Stollingsgesteenten
Stollingsgesteenten zijn eenvoudig gezegd ontstaan door afkoeling en stolling van magma. Dit kan zowel in als op de aardkorst plaatsvinden. Magma is het vloeibare gesteente dat zich in of onder een vulkaan bevindt. Het verschil met lava is dat lava aan de oppervlakte aanwezig is, terwijl het magma ondergronds is. Afhankelijk van de wijze van stolling wordt stollingsgesteente onderscheiden in dieptegesteente, ganggesteente en uitvloeiingsgesteente (zie figuur 2).
[ link ]
Figuur 2. Opbouw aardkorst
Dieptegesteenten
Dieptegesteenten ontstaan wanneer magma, geleidelijk en onder grote druk, in de aardkorst afkoelt. Dit resulteert in grofkorrelig gesteente met duidelijk waarneembare kristallen. Uiterlijk en samenstelling van dieptegesteenten zijn regelmatig, maar stenen onderling kunnen sterk in uiterlijk verschillen. Ze zijn zeer hard en moeilijk te bewerken, maar wel hoogglanzend te polijsten. De dan ontstane glans is weerbestendig. Deze gesteenten, met vindplaatsen over de hele wereld, komen voor in meerdere kleuren. De kleur is afhankelijk van de verontreiniging. Dieptegesteenten kunnen aan de oppervlakte komen door verheffing van de aardkorst en daarop volgende erosie van aanwezige sedimenten. Tot deze groep behoort onder meer graniet.
Uitvloeiingsgesteenten
Als vloeibaar gesteente uit de aardkorst treedt en daarna snel afkoelt, zoals lava bij een vulkaanuitbarsting, is sprake van uitvloeiingsgesteenten. Deze steensoorten bevatten geen of bijna geen kristallen. Wel kunnen (op grote schaal) luchtbelinsluitingen voorkomen.

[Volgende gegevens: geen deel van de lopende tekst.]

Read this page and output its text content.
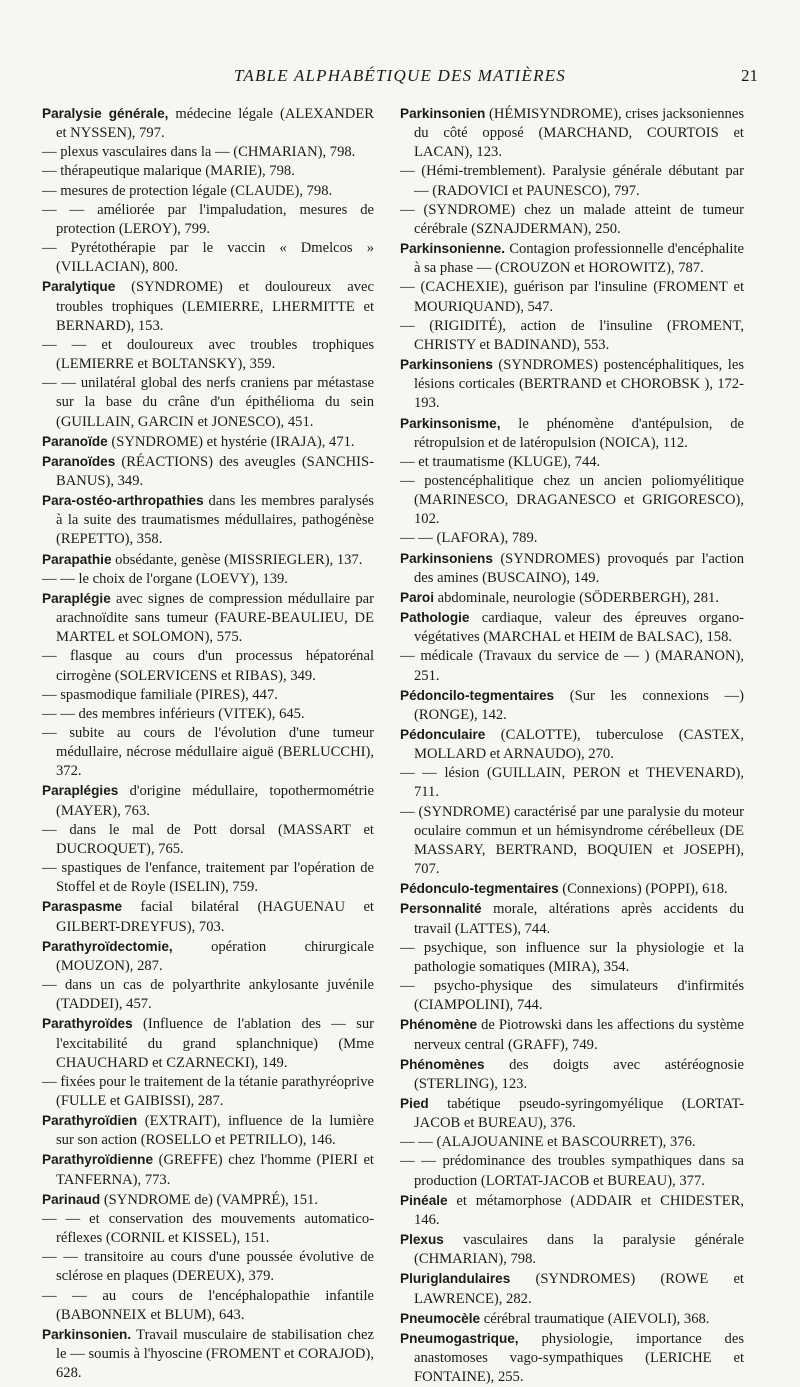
TABLE ALPHABÉTIQUE DES MATIÈRES	21

Paralysie générale, médecine légale (ALEXANDER et NYSSEN), 797.

— plexus vasculaires dans la — (CHMARIAN), 798.

— thérapeutique malarique (MARIE), 798.

— mesures de protection légale (CLAUDE), 798.

— — améliorée par l'impaludation, mesures de protection (LEROY), 799.

— Pyrétothérapie par le vaccin « Dmelcos » (VILLACIAN), 800.

Paralytique (SYNDROME) et douloureux avec troubles trophiques (LEMIERRE, LHERMITTE et BERNARD), 153.

— — et douloureux avec troubles trophiques (LEMIERRE et BOLTANSKY), 359.

— — unilatéral global des nerfs craniens par métastase sur la base du crâne d'un épithélioma du sein (GUILLAIN, GARCIN et JONESCO), 451.

Paranoïde (SYNDROME) et hystérie (IRAJA), 471.

Paranoïdes (RÉACTIONS) des aveugles (SANCHIS-BANUS), 349.

Para-ostéo-arthropathies dans les membres paralysés à la suite des traumatismes médullaires, pathogénèse (REPETTO), 358.

Parapathie obsédante, genèse (MISSRIEGLER), 137.

— — le choix de l'organe (LOEVY), 139.

Paraplégie avec signes de compression médullaire par arachnoïdite sans tumeur (FAURE-BEAULIEU, DE MARTEL et SOLOMON), 575.

— flasque au cours d'un processus hépatorénal cirrogène (SOLERVICENS et RIBAS), 349.

— spasmodique familiale (PIRES), 447.

— — des membres inférieurs (VITEK), 645.

— subite au cours de l'évolution d'une tumeur médullaire, nécrose médullaire aiguë (BERLUCCHI), 372.

Paraplégies d'origine médullaire, topothermométrie (MAYER), 763.

— dans le mal de Pott dorsal (MASSART et DUCROQUET), 765.

— spastiques de l'enfance, traitement par l'opération de Stoffel et de Royle (ISELIN), 759.

Paraspasme facial bilatéral (HAGUENAU et GILBERT-DREYFUS), 703.

Parathyroïdectomie, opération chirurgicale (MOUZON), 287.

— dans un cas de polyarthrite ankylosante juvénile (TADDEI), 457.

Parathyroïdes (Influence de l'ablation des — sur l'excitabilité du grand splanchnique) (Mme CHAUCHARD et CZARNECKI), 149.

— fixées pour le traitement de la tétanie parathyréoprive (FULLE et GAIBISSI), 287.

Parathyroïdien (EXTRAIT), influence de la lumière sur son action (ROSELLO et PETRILLO), 146.

Parathyroïdienne (GREFFE) chez l'homme (PIERI et TANFERNA), 773.

Parinaud (SYNDROME de) (VAMPRÉ), 151.

— — et conservation des mouvements automatico-réflexes (CORNIL et KISSEL), 151.

— — transitoire au cours d'une poussée évolutive de sclérose en plaques (DEREUX), 379.

— — au cours de l'encéphalopathie infantile (BABONNEIX et BLUM), 643.

Parkinsonien. Travail musculaire de stabilisation chez le — soumis à l'hyoscine (FROMENT et CORAJOD), 628.

Parkinsonien (HÉMISYNDROME), crises jacksoniennes du côté opposé (MARCHAND, COURTOIS et LACAN), 123.

— (Hémi-tremblement). Paralysie générale débutant par — (RADOVICI et PAUNESCO), 797.

— (SYNDROME) chez un malade atteint de tumeur cérébrale (SZNAJDERMAN), 250.

Parkinsonienne. Contagion professionnelle d'encéphalite à sa phase — (CROUZON et HOROWITZ), 787.

— (CACHEXIE), guérison par l'insuline (FROMENT et MOURIQUAND), 547.

— (RIGIDITÉ), action de l'insuline (FROMENT, CHRISTY et BADINAND), 553.

Parkinsoniens (SYNDROMES) postencéphalitiques, les lésions corticales (BERTRAND et CHOROBSK ), 172-193.

Parkinsonisme, le phénomène d'antépulsion, de rétropulsion et de latéropulsion (NOICA), 112.

— et traumatisme (KLUGE), 744.

— postencéphalitique chez un ancien poliomyélitique (MARINESCO, DRAGANESCO et GRIGORESCO), 102.

— — (LAFORA), 789.

Parkinsoniens (SYNDROMES) provoqués par l'action des amines (BUSCAINO), 149.

Paroi abdominale, neurologie (SÖDERBERGH), 281.

Pathologie cardiaque, valeur des épreuves organo-végétatives (MARCHAL et HEIM de BALSAC), 158.

— médicale (Travaux du service de — ) (MARANON), 251.

Pédoncilo-tegmentaires (Sur les connexions —) (RONGE), 142.

Pédonculaire (CALOTTE), tuberculose (CASTEX, MOLLARD et ARNAUDO), 270.

— — lésion (GUILLAIN, PERON et THEVENARD), 711.

— (SYNDROME) caractérisé par une paralysie du moteur oculaire commun et un hémisyndrome cérébelleux (DE MASSARY, BERTRAND, BOQUIEN et JOSEPH), 707.

Pédonculo-tegmentaires (Connexions) (POPPI), 618.

Personnalité morale, altérations après accidents du travail (LATTES), 744.

— psychique, son influence sur la physiologie et la pathologie somatiques (MIRA), 354.

— psycho-physique des simulateurs d'infirmités (CIAMPOLINI), 744.

Phénomène de Piotrowski dans les affections du système nerveux central (GRAFF), 749.

Phénomènes des doigts avec astéréognosie (STERLING), 123.

Pied tabétique pseudo-syringomyélique (LORTAT-JACOB et BUREAU), 376.

— — (ALAJOUANINE et BASCOURRET), 376.

— — prédominance des troubles sympathiques dans sa production (LORTAT-JACOB et BUREAU), 377.

Pinéale et métamorphose (ADDAIR et CHIDESTER, 146.

Plexus vasculaires dans la paralysie générale (CHMARIAN), 798.

Pluriglandulaires (SYNDROMES) (ROWE et LAWRENCE), 282.

Pneumocèle cérébral traumatique (AIEVOLI), 368.

Pneumogastrique, physiologie, importance des anastomoses vago-sympathiques (LERICHE et FONTAINE), 255.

De structuur is anders dan die van de dieptegesteenten, omdat de kristallisatie in twee fasen is verlopen. De eerste kristallisatie vindt plaats in de kern van de vulkaan door gedeeltelijke afkoeling en de tweede fase tijdens en na de eruptie. Sommige gesteenten zijn poreus, zoals trachiet. Andere, zoals basalt, zijn juist heel dicht en te vergelijken met sommige dieptegesteenten. Uitvloeiingsgesteenten zijn meestal gelijkmatig van uiterlijk en samenstelling.
Ganggesteenten
Deze gesteenten zijn een tussenvorm van diepte- en uitvloeiingsgesteenten. Ze ontstaan als magma stolt in spleten of breuklagen in de aardkorst. Ganggesteenten kunnen worden beschouwd stollingsgesteenten in de uitbraakgang, dus onder de oppervlakte van een eruptie. Tot deze groep behoort bijvoorbeeld porfier.